Its real now. I'm really going and I can barely function. This is a great place to be. If only I weren't surrounded by idiots instead of my asshole friends. I feel the need to party and celebrate.

This comes as a welcome change of tune. I've been bitchy and whiney about my job lately. Down in the dumps about my lack of a lovelife. And heartborken over seeing my beloved godfather in a fast decline fueled by alcohol, cigarettes, and serious, untreated medical problems. I went to Long Island last weekend for a birthday party thrown by one of his sisters.

He was not the man I knew. He was unkempt, wobbly and indifferent. It seemed not to matter that I was there. That I drove 5 hours just to wish him a happy birthday.

His partner of 35 years has become a hermit and refuses to leave their Manhattan apartment. I longed to see him and have one of our private chats. He and I were always together when I visited New York. My godfather was really closer to my brother.

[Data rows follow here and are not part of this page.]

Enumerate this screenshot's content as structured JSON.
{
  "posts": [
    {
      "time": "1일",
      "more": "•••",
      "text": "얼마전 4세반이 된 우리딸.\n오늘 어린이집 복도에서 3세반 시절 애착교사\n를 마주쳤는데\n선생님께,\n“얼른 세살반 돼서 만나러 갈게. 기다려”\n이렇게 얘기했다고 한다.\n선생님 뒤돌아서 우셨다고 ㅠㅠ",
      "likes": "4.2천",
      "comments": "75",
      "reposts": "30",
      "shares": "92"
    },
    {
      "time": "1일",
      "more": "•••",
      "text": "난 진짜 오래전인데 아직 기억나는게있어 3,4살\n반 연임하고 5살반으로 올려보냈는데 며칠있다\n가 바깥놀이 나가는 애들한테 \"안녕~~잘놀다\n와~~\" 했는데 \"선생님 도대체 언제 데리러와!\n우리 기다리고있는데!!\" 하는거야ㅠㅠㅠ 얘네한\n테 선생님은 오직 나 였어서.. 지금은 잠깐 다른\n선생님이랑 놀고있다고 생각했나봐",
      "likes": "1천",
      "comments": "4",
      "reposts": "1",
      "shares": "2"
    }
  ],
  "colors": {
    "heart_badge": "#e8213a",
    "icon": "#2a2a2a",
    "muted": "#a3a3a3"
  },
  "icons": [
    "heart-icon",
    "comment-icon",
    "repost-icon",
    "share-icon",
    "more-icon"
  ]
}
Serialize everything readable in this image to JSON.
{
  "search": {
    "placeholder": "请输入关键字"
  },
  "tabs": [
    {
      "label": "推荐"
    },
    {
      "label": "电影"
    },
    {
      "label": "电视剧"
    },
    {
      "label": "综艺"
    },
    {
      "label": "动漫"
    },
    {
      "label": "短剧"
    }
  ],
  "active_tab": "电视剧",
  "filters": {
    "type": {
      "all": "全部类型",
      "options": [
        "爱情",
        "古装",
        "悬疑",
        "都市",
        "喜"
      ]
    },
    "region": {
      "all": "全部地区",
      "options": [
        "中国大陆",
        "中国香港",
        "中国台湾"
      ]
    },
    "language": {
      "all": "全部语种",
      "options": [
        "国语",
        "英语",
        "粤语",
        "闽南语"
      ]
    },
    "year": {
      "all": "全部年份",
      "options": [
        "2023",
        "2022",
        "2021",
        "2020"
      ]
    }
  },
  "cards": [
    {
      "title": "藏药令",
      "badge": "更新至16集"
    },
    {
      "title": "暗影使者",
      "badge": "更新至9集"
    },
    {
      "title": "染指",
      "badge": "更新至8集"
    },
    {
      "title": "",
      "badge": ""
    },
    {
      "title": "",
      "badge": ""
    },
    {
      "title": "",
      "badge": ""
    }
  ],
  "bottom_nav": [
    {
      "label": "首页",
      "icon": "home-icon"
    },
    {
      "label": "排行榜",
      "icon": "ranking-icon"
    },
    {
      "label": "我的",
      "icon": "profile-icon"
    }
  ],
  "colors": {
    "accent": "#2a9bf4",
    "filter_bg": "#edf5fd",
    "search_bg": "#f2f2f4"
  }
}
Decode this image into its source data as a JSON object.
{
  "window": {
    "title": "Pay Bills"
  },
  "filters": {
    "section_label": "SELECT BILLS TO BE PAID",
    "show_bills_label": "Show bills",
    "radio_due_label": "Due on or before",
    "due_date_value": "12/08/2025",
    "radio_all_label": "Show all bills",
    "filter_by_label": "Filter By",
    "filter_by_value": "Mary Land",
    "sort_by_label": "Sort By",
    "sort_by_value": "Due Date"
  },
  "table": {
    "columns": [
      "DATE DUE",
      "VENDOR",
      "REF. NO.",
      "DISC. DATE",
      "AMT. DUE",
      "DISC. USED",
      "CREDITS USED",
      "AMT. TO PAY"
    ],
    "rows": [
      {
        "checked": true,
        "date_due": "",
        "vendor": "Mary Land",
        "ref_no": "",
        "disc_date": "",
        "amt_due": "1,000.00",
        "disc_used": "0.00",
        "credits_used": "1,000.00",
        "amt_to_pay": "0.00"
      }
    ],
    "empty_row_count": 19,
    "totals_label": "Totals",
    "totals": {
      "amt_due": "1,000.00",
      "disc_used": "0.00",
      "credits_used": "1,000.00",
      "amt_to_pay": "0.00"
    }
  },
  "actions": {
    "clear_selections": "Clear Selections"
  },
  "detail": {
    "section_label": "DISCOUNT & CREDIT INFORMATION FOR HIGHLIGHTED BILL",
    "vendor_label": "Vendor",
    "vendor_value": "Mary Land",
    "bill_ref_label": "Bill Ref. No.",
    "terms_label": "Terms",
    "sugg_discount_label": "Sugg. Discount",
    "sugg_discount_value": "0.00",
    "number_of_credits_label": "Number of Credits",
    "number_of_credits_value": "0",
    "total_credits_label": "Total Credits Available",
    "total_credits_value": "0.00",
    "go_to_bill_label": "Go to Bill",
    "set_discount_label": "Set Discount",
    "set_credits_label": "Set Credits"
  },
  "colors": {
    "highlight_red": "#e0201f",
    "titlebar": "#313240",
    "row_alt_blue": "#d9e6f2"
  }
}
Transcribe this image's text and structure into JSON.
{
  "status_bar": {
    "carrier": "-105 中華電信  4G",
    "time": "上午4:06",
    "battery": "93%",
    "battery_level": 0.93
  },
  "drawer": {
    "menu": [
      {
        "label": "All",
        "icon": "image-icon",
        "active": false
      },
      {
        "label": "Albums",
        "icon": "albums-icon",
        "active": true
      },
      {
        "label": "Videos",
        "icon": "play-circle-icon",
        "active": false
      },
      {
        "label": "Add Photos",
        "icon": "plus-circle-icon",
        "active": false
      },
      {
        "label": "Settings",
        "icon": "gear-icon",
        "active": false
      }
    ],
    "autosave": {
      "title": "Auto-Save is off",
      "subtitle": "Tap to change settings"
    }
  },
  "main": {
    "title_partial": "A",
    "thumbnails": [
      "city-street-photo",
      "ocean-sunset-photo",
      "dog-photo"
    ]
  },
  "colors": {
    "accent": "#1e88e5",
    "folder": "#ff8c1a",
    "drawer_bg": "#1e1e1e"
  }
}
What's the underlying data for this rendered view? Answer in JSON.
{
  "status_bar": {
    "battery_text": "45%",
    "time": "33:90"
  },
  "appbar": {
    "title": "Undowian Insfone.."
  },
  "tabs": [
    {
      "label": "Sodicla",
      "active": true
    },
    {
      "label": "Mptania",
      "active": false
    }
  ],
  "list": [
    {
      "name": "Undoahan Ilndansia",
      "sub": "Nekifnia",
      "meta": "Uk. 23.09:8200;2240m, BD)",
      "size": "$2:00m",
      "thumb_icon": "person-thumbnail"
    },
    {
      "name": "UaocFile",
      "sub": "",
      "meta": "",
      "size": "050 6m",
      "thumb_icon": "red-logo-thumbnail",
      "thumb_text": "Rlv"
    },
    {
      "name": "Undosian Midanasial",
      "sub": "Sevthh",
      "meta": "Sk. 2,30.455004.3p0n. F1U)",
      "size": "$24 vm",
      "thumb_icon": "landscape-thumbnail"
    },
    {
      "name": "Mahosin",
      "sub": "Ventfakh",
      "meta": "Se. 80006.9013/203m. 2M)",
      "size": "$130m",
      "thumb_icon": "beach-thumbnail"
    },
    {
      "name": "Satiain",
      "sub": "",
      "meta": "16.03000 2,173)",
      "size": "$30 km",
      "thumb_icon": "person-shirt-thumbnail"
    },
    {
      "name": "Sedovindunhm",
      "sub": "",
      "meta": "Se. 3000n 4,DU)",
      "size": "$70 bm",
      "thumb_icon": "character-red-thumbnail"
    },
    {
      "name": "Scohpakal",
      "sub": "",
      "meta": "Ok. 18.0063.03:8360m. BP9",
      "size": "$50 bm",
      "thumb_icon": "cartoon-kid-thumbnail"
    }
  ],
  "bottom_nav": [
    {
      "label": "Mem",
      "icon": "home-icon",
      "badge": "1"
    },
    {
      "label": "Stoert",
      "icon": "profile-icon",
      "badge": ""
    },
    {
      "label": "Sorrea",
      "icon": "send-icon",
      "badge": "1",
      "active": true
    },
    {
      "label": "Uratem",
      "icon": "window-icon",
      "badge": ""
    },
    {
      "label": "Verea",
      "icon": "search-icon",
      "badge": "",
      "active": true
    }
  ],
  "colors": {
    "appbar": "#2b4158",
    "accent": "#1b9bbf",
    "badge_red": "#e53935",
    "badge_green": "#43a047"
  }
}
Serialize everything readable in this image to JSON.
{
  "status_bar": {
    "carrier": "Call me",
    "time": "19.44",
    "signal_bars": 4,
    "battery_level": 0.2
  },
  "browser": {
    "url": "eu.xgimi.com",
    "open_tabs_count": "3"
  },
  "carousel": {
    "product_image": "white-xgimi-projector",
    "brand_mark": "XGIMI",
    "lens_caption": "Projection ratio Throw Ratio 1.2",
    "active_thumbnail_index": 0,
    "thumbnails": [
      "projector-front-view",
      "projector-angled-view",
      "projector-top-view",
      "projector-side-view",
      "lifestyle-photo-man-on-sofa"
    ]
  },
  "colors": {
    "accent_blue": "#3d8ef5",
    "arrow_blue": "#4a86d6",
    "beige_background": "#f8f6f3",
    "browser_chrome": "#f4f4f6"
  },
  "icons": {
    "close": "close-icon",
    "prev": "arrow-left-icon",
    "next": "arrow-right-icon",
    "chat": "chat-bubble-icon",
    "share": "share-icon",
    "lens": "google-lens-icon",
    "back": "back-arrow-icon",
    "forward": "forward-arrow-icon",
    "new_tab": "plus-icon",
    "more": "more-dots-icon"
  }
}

I always had "Ungle G" to myself. We'd walk through Central Park, stop by the zoo, and go to all the famous places that children get excited about. He introduced me to the Met.

I miss them both so deeply. They were the men who would have raised me if anything had happened to my mother. I have always felt a special kind of kinship with them.

But there was a surprise guest. A longtime friend of my godfather who I used to have a crush on when I was a kid. J is from St. Thomas. He's been living in my godfather's building since longer than I've been alive. The man is 71 and looks as beautiful as he did in the 70's. He's tall, built, sculptured, and looks about 40. He is truely the finest gentleman I have ever met. Wonderful to speak with. So gracious and kind. It was a bright spot in my weekend.

I suppose that I have to make some kind of peace with the lives my loved ones chose to lead. Both were alcoholics at a young age and continue increase the dosage to dull the pain of chronic illness. Neither will be long lived and it makes me sad. There is nothing I can do but love them and hope for as much comfort as possible.

So, for now, I will concentrate on my own health and happiness. I live to travel and the opportunity will be here sooner than I think.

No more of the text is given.